“All over the place, from the popular culture to the propaganda system, there is constant pressure to make people feel that they are helpless, that the only role they can have is to ratify decisions and to consume.”
― Noam Chomsky
“We have to be better friends of reality: all of man’s activities – including of course, all the arts, especially theater – are political. And theater is the most perfect artistic form of coercion.”
– Augusto Boal
On February 15, 2003, between 6 and 10 million people in over 600 cities poured into the streets to protest the coming war in Iraq. It was the largest political protest in the history of humanity. We were met with batons, pepper spray, and, most damaging of all, indifference. It wasn’t just that there were no weapons of mass destruction (there weren’t), or that there wasn’t a connection between the regime of Saddam Hussein and Osama Bin Laden (other than mutual disdain). For many of us, it was the simple premise that violence solves nothing. Ever. In fact, Iraqi civilians suffered anywhere from 100,000 to 1,000,000 deaths as a direct result of the American invasion, but who’s counting?
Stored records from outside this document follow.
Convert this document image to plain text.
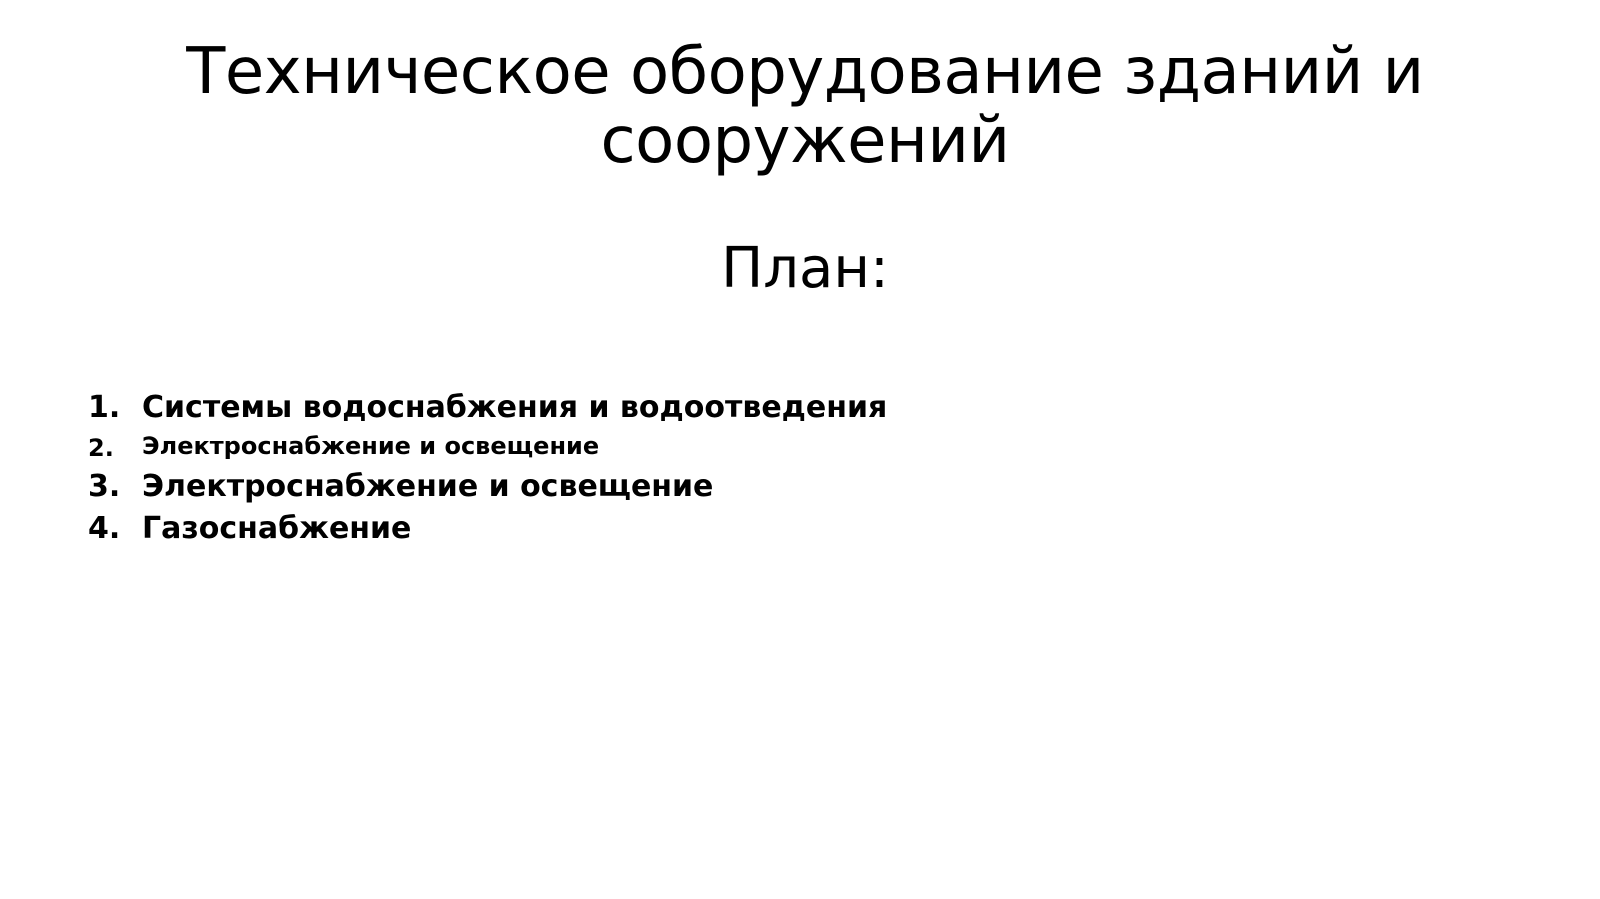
Техническое оборудование зданий и сооружений
План:
1. Системы водоснабжения и водоотведения
2.	Электроснабжение и освещение
3. Электроснабжение и освещение
4. Газоснабжение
In the final analysis, it doesn’t matter how right or righteous we were. We were met with a solid wall of utter and absolute indifference. The influence of corporate and political power coupled with the narcissistic fear of the comfortable was unbreakable and unimpeachable.
With some notable exceptions, the response to the general apathy towards THE MOST IMPORTANT THING HAPPENING IN THE WORLD AT THAT MOMENT (emphasis mine) was despair. Between 6 and 10 million people threw up their hands and went back to whatever it was they were doing. There were arrests, beatings, some imprisonment, but in the end most of us just went back to keeping ourselves as comfortable as possible.
If the united voice of between 6 and 10 million people couldn’t be heard, what could one possibly do? Why stand up? Why speak out? What good is howling into a hurricane?
Look at it: In the experience of the populace at large (what I like to think of as a thing called “the audience”), the American Theatre is a system of endowed institutions supported in large part by corporations and, to a lesser extent, government funding, and, to an even lesser extent, ticket sales. They’re mostly run by middle-aged white men and employ mostly middle-aged white men. They present productions which aggrandize the bourgeois experience by making it epic, by writing it large, by reifying it. Even in the context of an illegal war, a revival of All My Sons–a Greek tragedy-inspired, protest play–would do nothing but expunge guilt over murderous complicity. In the predominant climate, it would fail to make one re-examine one’s relationship with atrocity. Rather it would expunge our negative feelings associated with the commodity of violence, relegating the audience to “viewer,” a passive ticket buyer, who watches, goes home, and gets back to the business of passive consumption and apathy.
Catharsis, as Boal points out, in many respects is the ultimate tool of the bourgeois state apparatus. Those people up there on the stage feel things so that the audience can sorta feel those things and then go home. That’s it. That’s the story.
But the Theatre is better than that. It ought to be better than that and therefore can be better than that. It must.
The entire notion of what constitutes an audience must be redefined. The Theatre must find a way to reach the least among us. We must speak to the millions of people (again, what I like to think of as “the audience”) who have never been directly addressed by Theatre. How? The theatre must be free. So long as there is an economic barrier which prevents vast swaths of our democracy from being engaged by the civic laboratory that is the Theatre, there is no Theatre.
We must redefine the audience-spectator relationship in a meaningful way. The us/them dynamic of the proscenium must be relegated to the dustbin of history, where it belongs. There have been strides in this in the last 50 years, but they are glacially slow and rarely up to the challenges of the information age. You’re annoyed by people texting and tweeting during your play? It’s easy: make the play more viscerally engaging. Make it impossible to look away. Try making your play more interesting and informative than 140 characters. Do better work.
It is necessary to view every decision as sociopolitical. Every choice is not just about you, the institution, but about us, the community. The theatre is describing us at that very instant. It’s asking us who we are, not telling us who we have been, or might be.
If we want to combat the twin poisons of apathy and despair that prevail in the mass consciousness, we must begin to believe that the Theatre is the antidote.
Boal, quoted above, was kidnapped off the street, tortured and exiled for attempting to de-pacify the spectator. Was it such a threat to Power, this notion that someone at a play might feel as though they were an active part of that play and that a citizen might feel as though she were an active part of the world, as though she were alive, that a theatre director should be persecuted by the state?
We may not live in that time, or under that regime, but wouldn’t it be delicious to put something up that might get you arrested? To start a conversation that could end in sedition?
Wouldn’t it be nice to feel alive?
The crisis of the American Theatre, the why theatre? question that lurks around every corner, is simply that the Theatre doesn’t take itself seriously enough; as if it were afraid of its own power. It’s a shameful question to ask.